J’ai longtemps eu beaucoup d’admiration pour René-Daniel Dubois, le comédien, auteur et dramaturge à qui l’on doit Being at home with Claude, Panique à Longueuil ou Ne blâmez jamais les bédouins. Mais il est devenu un petit curé qui n’entend pas à rire.

Sur Facebook, il a écrit à propos du pétage de coche de Michel Charrette : « Tout est faux dans ce déchet. Tout. [...] Des mensonges lâches, (pas) un atome de vérité. »

Un auteur de pièces de théâtre (donc des œuvres de fiction) qui reproche à une série de télé (donc une œuvre de fiction) de ne pas être « vraie », avouez que c’est assez ironique.

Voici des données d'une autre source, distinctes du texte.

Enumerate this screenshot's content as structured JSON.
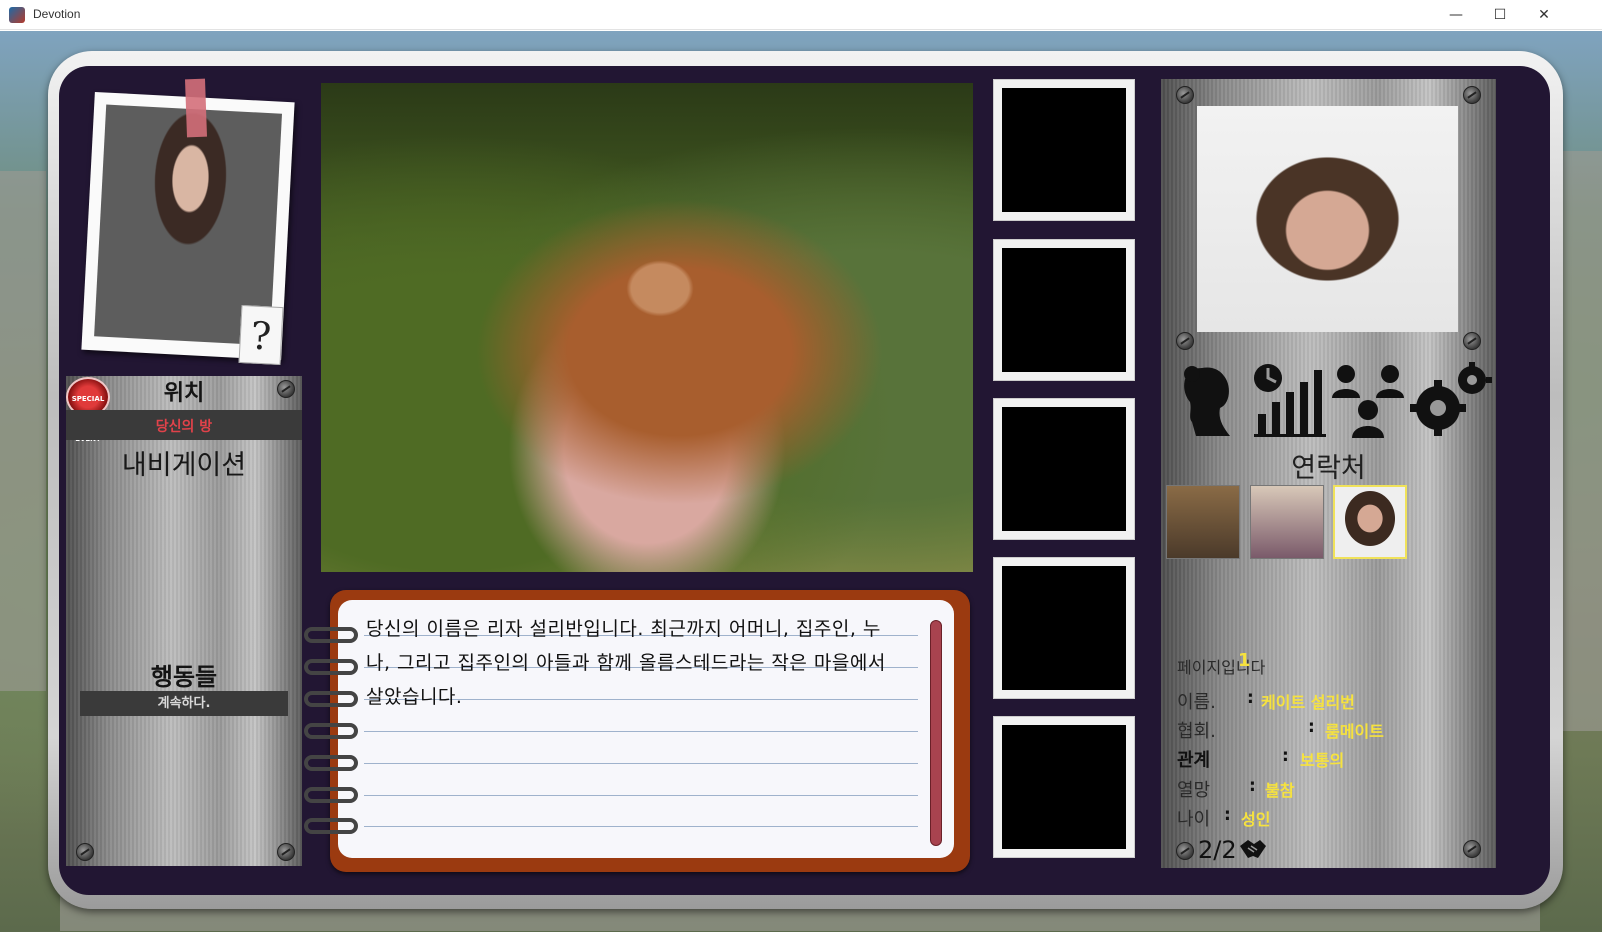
{
  "window": {
    "title": "Devotion",
    "minimize_glyph": "—",
    "maximize_glyph": "☐",
    "close_glyph": "✕"
  },
  "left_panel": {
    "special_badge": "SPECIAL EVENT",
    "location_title": "위치",
    "location_value": "당신의 방",
    "navigation_title": "내비게이션",
    "actions_title": "행동들",
    "action_continue": "계속하다.",
    "question_mark": "?"
  },
  "story": {
    "text": "당신의 이름은 리자 설리반입니다. 최근까지 어머니, 집주인, 누나, 그리고 집주인의 아들과 함께 올름스테드라는 작은 마을에서 살았습니다."
  },
  "right_panel": {
    "contacts_title": "연락처",
    "info": {
      "page_label": "페이지입니다",
      "page_value": "1",
      "name_label": "이름.",
      "name_value": "케이트 설리번",
      "association_label": "협회.",
      "association_value": "룸메이트",
      "relation_label": "관계",
      "relation_value": "보통의",
      "desire_label": "열망",
      "desire_value": "불참",
      "age_label": "나이",
      "age_value": "성인",
      "separator": ":"
    },
    "page_indicator": "2/2"
  },
  "icons": {
    "woman_silhouette": "woman-silhouette-icon",
    "stats": "stats-icon",
    "group": "group-icon",
    "settings": "gear-icon",
    "handshake": "handshake-icon"
  },
  "colors": {
    "frame_bg": "#221633",
    "highlight_yellow": "#f6e23e",
    "location_red": "#e0424a",
    "notebook_brown": "#9b3a10"
  }
}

Qu’un grand esprit comme RDD n’ait pas été capable de voir que cette scène est une caricature, une exagération, une parodie, c’est assez décourageant. Mais il va encore plus loin en écrivant : « Je vis dans une société en train de se noyer dans ses mensonges, une société où la haine pour la jeunesse est rien de moins que terrifiante. »

Wô, on se calme. La scène où le prof hurle « Année après année, j’enseigne à des élèves encore plus imbéciles que ceux de l’année d’avant ! », ce n’est pas un appel à prendre un bâton de baseball pour aller leur défoncer le crâne. C’est le cri du cœur d’un homme déprimé, en plein délire, sur le bord du burn-out.

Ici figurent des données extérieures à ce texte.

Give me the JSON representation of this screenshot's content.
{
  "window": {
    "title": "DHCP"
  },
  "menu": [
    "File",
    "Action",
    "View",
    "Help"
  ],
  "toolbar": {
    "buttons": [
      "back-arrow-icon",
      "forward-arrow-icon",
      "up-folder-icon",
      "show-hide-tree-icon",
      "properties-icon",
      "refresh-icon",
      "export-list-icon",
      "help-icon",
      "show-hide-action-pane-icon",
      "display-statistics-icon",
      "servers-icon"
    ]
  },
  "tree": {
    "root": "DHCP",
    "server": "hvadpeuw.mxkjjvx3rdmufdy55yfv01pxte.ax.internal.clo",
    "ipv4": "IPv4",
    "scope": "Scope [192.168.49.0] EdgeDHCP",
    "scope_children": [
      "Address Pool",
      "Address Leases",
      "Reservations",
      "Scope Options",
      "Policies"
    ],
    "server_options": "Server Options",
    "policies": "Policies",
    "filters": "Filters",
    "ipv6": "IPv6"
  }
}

Le journal Métro a interviewé plusieurs spécialistes (la plupart issus de l’UQAM) qui sont offensés par cette scène qu’ils trouvent dangereuse et bourrée de stéréotypes. Vous vous rappelez que le pétage de coche de Michel Charrette est déclenché par une élève qui affirme que le mot autoroute n’a pas à s’écrire au féminin ou au masculin, parce que l’autoroute peut bien choisir son genre. C’est tellement évident que c’est une caricature, une blague sur l’écriture inclusive.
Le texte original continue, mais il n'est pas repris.